Because accuracy requires that you make a reasonable distinction between truth and fiction, and that requires context, meaning, understanding. Hell, full humans aren't that great at this task. This isn't a small problem, I don't think you solve it without creating AGI.
There's going to be an entire generation of people growing up with this and "learning" this way. It's like every tech company got together and agreed to kill any chance of smart kids.
I'm not an expert, but it has something to do with full words vs partial words. It also can't play wordle because it doesn't have a proper concept of individual letters in that way, its trained to only handle full words
they don't even handle full words, it's just arbitrary groups of characters (including space and other stuff like apostrophe afaik) that is represented to the software as indexes on a list, it literally has no clue what language even is, it's a glorified calculator that happens to work on words.

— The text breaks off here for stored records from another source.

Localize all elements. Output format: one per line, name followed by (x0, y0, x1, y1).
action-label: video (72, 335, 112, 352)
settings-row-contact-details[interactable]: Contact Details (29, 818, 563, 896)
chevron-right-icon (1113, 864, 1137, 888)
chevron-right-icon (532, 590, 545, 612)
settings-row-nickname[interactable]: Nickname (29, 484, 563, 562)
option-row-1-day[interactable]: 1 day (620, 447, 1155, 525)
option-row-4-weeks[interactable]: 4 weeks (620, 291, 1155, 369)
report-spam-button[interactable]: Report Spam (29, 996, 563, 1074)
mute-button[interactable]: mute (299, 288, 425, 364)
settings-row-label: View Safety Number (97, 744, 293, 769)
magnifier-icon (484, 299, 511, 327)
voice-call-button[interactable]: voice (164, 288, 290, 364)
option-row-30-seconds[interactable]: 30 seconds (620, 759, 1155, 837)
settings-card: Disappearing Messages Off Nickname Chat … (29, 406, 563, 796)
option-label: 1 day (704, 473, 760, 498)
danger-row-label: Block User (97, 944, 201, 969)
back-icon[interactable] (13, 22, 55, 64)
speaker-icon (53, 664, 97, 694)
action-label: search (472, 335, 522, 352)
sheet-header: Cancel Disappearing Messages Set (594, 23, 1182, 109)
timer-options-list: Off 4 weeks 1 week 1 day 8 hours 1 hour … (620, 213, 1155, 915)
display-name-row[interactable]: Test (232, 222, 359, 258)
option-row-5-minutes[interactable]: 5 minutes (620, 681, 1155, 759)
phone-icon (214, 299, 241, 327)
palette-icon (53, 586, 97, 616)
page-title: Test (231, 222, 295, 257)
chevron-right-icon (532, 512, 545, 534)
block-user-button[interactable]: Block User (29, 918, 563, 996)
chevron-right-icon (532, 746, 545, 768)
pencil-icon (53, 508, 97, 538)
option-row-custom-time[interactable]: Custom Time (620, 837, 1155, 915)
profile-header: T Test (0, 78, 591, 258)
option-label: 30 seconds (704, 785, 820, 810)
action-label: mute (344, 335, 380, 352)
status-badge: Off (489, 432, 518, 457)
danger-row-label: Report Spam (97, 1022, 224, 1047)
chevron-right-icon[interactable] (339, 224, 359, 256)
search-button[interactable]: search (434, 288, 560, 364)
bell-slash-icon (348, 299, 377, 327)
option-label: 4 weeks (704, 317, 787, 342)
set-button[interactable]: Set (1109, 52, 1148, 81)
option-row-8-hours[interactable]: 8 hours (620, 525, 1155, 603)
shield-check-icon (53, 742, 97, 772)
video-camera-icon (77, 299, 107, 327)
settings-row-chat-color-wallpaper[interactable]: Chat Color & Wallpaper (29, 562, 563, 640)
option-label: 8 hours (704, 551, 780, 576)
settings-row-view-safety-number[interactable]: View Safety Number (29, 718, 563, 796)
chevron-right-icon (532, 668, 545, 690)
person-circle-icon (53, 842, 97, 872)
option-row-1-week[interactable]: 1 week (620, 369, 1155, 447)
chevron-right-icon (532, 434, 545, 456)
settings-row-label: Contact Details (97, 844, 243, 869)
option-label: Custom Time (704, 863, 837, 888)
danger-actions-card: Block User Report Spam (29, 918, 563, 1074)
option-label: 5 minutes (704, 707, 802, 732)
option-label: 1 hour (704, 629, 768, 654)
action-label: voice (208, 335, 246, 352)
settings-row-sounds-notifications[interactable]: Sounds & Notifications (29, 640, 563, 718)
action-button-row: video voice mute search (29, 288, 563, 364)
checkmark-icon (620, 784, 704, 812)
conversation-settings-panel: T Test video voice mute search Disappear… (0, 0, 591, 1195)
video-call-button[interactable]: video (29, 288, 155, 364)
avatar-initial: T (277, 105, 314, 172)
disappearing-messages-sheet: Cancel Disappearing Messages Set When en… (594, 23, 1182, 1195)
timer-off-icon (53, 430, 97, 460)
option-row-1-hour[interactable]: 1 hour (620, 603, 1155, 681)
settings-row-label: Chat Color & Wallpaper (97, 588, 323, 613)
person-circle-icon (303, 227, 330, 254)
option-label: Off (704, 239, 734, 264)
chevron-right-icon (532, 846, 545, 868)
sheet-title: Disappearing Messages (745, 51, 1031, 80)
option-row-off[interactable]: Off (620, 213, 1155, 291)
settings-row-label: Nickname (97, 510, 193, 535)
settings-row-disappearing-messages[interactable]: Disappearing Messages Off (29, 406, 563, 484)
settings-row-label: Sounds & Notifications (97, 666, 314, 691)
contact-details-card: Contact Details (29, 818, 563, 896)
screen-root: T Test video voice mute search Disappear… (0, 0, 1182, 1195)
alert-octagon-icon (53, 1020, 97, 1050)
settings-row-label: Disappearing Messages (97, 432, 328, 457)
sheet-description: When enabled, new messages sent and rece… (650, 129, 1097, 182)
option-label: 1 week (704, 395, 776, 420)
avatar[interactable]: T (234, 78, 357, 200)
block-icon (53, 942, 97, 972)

It can't see what tokens it puts out, you would need additional passes on the output for it to get it right. It's computationally expensive, so I'm pretty sure that didn't happen here.
LLMs have three major components: a massive database of "relatedness" (how closely related the meaning of tokens are), a transformer (figuring out which of the previous words have the most contextual meaning), and statistical modeling (the likelihood of the next word, like what your cell phone does.)
LLMs don't have any capability to understand spelling, unless it's something it's been specifically trained on, like "color" vs "colour" which is discussed in many training texts.
"Fruits ending in 'um' " or "Australian towns beginning with 'T' " aren't talked about in the training data enough to build a strong enough relatedness database for, so it's incapable of answering those sorts of questions.
Ok, I feel like there has been more than enough articles to explain that these things don't understand logic. Seriously. Misunderstanding their capabilities at this point is getting old. It's time to start making stupid painful.
Reminds me of how the "1800 gallons for one burger" statistic uses annual rainfall to calculate that as if it was captured, stored, and used from our kitchen sinks.